As a practical matter, most efforts at building practical language understanding systems have concentrated on specific subject matter, where the most important concepts can be represented in sufficient detail to achieve a useful level of understanding [e.g. see 5, 6, 7]. However, the question raised by the specialist approach is whether systems designed in isolation will be able to communicate information between them. The evidence suggests not. Ideally, all knowledge representation systems might use a common general hierarchy and a standardized set of semantic relations, creating new concepts or aggregates of existing concepts as needed for specific applications, but preserving a large area of commonality allowing efficient communication. Some requirements for the development of such a general ontology have been suggested by Gruber [8], and by Bateman [9]. However, skepticism about the possibility of agreeing on such a general ontology is often expressed[1], and even the utility of a general ontology has been questioned [10]. Such skepticism may be due at least in part to a paucity of general ontologies available to be tested in specific applications.
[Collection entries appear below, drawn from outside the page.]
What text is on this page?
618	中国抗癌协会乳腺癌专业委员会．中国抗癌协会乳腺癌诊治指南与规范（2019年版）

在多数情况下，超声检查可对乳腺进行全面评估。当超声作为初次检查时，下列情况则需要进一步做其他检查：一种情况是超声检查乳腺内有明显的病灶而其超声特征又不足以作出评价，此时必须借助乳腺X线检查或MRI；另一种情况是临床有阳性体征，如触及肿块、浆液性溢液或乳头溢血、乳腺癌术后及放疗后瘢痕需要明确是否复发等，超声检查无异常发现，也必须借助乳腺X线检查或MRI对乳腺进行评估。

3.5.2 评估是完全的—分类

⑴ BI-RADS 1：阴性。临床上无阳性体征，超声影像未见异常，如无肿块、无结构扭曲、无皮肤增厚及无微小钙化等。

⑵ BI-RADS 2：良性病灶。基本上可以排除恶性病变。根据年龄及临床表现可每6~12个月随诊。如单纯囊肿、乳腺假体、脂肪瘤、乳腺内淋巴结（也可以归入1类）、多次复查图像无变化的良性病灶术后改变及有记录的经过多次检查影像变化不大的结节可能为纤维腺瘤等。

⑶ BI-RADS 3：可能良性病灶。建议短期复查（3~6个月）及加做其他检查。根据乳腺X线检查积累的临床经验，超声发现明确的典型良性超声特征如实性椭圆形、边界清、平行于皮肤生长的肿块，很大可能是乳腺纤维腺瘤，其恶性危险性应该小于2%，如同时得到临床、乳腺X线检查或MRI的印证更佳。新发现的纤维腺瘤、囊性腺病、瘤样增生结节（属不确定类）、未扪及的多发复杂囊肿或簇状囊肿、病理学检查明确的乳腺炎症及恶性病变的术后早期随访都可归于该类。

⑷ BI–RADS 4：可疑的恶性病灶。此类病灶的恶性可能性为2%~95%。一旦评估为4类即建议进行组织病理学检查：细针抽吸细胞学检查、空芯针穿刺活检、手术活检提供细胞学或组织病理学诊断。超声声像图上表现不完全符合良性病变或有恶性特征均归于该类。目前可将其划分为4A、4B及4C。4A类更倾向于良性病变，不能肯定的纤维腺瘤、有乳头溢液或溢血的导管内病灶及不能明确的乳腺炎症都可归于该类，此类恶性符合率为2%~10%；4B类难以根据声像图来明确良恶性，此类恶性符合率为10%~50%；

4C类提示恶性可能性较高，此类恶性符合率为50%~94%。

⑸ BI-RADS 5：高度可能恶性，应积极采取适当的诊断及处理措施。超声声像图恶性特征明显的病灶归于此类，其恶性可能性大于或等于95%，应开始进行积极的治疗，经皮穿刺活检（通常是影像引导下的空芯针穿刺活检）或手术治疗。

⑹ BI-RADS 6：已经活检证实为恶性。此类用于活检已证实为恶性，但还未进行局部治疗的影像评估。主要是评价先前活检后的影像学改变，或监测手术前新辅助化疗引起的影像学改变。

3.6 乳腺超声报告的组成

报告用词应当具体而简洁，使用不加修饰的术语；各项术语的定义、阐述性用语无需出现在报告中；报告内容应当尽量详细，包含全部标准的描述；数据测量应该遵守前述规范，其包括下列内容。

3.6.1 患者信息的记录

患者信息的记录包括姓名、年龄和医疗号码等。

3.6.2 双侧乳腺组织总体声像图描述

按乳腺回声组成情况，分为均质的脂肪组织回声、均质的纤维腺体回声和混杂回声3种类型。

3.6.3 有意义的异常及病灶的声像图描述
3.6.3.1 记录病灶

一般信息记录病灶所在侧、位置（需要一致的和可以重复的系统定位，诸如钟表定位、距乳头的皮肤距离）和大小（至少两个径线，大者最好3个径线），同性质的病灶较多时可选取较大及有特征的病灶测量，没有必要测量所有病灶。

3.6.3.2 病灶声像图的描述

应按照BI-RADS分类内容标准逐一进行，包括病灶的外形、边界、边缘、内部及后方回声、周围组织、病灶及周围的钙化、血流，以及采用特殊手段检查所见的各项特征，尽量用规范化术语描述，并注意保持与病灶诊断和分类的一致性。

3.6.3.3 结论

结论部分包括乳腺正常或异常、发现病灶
The development of separate representation languages for different applications might not prove a fatal barrier to communication between systems if some method of knowledge conversion is available. One project directed at developing a knowledge-conversion method is the KIF project [11], which is developing specifications for knowledge representation which would allow transfer of knowledge from one formalism to another. The proposed KIF standard has been coordinated with a corresponding conceptual graphs (CG) representation standard [41], and the two standards represent alternate linear and graphical methods for representing knowledge, which are interconvertible with each other. These two representation standards are based predominantly on first-order logic; however the use of these standards for knowledge representation is effectively theory-neutral, and merely provides a method for recording knowledge. The methods for use of the knowledge thus represented need not involve first-order logic, and is unrestricted.

Although the KIF and CG standard provide a format for recording knowledge, there is no corresponding standard for the content of a common knowledge base. Without some agreement on the type hierarchy and defined semantic relations, the ability to transfer knowledge even in an agreed common format will be severely impeded. Even where hierarchies of two systems look similar, the absence of similarity in the semantic relations used may make it impossible to determine if two concepts are in fact identical, preventing meaningful merger of two knowledge systems. There has been a recent study to determine if a standard ontology can be developed by merger of existing ontologies [39].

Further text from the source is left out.